Because of the recession, companies have slashed their legal costs. Young lawyers today are far less likely to make partner, and the market for new junior lawyers has tanked. It may never recover. Debt-burdened law students are rightly worried they may never get a decent return on their investment.
Thankfully, computers can’t write opinion columns yet. But they can do far more useful things. Last month, I watched Watson run rings around the human contestants on Jeopardy. Watson isn’t just a stunt. IBM is now collaborating with Columbia University and the University of Maryland to create a Watson-like resource that will summarize a patient’s medical records and help with diagnoses. Doctors are notoriously resistant to the idea that anyone else can do their jobs as well as they can. But do you really need a doctor to renew your Lipitor or tell you that you have the flu? As health-care costs rocket to the moon, family doctors could be replaced by lower-cost physicians’ assistants, drawing on the matchless expertise of Dr. Watson.
As skills once considered exclusively human are offered by machines, the potential for widespread job dislocation is immense. Remember how fast ATMs replaced bank tellers? Meantime, smart and well-trained people around the world are moving up the job chain. In Sri Lanka, best known for its bloody civil war, accountants are doing financial work for some of the world’s biggest companies. And it’s not just payroll and bookkeeping – they’re doing things such as derivatives pricing and risk management for hedge funds. English is widespread, and the literacy rate is more than 90 per cent. The average annual wage for a Sri Lankan accountant is $5,900.
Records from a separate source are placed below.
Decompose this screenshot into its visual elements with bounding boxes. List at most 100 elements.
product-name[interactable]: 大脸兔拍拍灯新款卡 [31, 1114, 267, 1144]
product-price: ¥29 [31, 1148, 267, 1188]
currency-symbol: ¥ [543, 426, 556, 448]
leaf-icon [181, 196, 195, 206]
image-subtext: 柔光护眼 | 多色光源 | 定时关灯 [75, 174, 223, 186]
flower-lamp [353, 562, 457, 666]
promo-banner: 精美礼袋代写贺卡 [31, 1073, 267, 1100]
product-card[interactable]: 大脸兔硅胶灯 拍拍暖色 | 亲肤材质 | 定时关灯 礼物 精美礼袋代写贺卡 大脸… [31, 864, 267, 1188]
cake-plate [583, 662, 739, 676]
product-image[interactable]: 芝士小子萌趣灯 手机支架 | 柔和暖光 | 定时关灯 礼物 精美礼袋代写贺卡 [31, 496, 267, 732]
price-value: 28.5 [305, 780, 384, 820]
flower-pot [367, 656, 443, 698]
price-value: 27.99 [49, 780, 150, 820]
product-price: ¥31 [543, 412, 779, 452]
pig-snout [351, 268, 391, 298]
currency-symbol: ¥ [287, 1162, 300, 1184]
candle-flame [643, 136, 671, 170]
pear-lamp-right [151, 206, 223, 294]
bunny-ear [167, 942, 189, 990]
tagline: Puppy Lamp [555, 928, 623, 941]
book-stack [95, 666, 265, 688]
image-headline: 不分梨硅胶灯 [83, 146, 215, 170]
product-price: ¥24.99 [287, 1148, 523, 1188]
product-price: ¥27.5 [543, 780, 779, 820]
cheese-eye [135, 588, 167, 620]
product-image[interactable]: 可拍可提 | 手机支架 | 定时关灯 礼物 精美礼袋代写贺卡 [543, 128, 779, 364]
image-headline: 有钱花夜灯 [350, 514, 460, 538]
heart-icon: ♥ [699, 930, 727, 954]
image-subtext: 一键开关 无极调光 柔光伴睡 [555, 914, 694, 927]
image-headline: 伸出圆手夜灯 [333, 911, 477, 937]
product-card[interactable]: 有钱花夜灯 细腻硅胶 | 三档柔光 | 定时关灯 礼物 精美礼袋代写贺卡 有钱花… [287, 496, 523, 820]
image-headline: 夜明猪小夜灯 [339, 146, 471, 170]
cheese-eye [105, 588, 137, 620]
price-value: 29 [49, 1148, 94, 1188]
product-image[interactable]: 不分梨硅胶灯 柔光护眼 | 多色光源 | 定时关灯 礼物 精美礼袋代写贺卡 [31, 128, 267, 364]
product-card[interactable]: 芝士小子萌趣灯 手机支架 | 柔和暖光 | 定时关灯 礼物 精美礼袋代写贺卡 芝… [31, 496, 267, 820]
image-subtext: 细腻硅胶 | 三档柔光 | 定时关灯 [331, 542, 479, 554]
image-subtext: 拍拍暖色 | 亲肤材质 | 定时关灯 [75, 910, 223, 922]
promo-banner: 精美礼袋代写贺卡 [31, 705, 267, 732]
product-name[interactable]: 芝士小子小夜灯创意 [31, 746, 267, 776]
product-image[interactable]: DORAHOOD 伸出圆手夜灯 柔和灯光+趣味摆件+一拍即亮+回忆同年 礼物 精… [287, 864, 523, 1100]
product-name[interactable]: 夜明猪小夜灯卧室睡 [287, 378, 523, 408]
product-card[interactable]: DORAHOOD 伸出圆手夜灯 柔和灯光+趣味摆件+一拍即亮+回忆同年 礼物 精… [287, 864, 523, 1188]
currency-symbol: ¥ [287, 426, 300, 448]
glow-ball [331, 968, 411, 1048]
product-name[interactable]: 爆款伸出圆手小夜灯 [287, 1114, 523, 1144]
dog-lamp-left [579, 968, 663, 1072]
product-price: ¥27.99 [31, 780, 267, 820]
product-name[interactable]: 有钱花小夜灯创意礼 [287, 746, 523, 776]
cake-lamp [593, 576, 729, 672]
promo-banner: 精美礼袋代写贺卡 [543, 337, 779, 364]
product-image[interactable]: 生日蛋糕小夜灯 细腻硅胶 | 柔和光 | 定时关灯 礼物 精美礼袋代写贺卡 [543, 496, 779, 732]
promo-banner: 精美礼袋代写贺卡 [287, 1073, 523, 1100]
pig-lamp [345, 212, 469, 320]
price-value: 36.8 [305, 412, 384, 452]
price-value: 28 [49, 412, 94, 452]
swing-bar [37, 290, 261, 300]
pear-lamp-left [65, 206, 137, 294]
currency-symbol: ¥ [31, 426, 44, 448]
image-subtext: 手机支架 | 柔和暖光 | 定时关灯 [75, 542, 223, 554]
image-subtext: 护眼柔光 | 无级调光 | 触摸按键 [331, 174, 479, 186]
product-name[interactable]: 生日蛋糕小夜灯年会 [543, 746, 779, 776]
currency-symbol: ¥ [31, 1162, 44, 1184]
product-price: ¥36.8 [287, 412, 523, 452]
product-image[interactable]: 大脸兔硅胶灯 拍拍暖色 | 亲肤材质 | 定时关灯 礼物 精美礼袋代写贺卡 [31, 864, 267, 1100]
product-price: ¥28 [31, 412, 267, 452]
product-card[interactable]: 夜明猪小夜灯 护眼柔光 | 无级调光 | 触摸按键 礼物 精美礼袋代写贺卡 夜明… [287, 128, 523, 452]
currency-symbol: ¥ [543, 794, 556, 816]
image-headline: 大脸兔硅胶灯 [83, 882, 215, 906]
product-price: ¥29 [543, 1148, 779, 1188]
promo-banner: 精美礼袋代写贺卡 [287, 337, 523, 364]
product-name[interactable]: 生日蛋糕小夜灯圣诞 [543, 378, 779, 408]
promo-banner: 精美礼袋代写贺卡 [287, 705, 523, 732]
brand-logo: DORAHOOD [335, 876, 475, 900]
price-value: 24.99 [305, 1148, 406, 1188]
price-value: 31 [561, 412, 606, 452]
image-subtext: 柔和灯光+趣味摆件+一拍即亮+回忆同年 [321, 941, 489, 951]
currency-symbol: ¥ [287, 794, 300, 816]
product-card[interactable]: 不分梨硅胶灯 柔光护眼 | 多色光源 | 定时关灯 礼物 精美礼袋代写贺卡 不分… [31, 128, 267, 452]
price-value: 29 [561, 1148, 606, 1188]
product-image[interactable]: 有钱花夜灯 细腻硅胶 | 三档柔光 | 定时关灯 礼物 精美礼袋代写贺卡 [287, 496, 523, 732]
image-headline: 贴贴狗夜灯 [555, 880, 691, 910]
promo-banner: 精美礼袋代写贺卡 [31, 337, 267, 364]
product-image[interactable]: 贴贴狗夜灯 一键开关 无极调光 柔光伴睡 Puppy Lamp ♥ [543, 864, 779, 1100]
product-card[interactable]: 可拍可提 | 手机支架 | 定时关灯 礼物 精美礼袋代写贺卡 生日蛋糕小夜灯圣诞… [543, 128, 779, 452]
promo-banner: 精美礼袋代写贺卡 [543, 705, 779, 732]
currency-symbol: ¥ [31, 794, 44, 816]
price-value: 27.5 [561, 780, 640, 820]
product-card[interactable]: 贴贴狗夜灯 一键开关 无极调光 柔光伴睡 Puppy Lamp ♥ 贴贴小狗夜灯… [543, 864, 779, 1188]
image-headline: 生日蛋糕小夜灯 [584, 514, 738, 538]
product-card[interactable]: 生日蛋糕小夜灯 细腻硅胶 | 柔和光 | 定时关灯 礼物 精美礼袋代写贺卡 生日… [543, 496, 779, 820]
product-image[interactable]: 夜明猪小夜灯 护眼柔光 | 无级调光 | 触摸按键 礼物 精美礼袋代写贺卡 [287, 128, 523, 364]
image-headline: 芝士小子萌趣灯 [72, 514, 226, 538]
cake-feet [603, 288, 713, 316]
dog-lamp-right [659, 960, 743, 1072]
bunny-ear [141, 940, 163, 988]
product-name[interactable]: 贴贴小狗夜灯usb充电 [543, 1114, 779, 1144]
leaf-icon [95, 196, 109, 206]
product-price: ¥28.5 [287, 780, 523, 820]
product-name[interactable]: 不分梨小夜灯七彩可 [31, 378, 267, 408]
The “creative” industries are vulnerable, too. Canada is tops at computer animation. So is Singapore. Five years ago, George Lucas, the genius behind Star Wars, set up an operation there, and now they’re cranking out top-quality children’s programming for the U.S. market. Then there’s my husband, a highly creative (if I do say so myself) television director. When he began his career in the 1970s, he made impressive dough. That was when we only had three channels. Now we have 300, and they’re all full of dirt-cheap reality-TV programming. Unlike many of his contemporaries, he’s still working. He works twice as hard for half the money. TV production – once glamorous and highly paid – has become a sweatshop for knowledge workers.
As for my friend the university professor, he’s certain that the good times of tenure, moderate teaching loads and sabbaticals are gone. The current university model is financially unsustainable, and the students want more value for their time and money. The professors’ unions have made reform nearly impossible, and professors still deliver services much as they did in the Middle Ages. New technologies, new demands and worsening cost pressures will shake these places to the core.
In the long run, none of this is bad. Who misses lining up for bank tellers? But if your kid thinks a law degree will make her rich, you might encourage her to think again.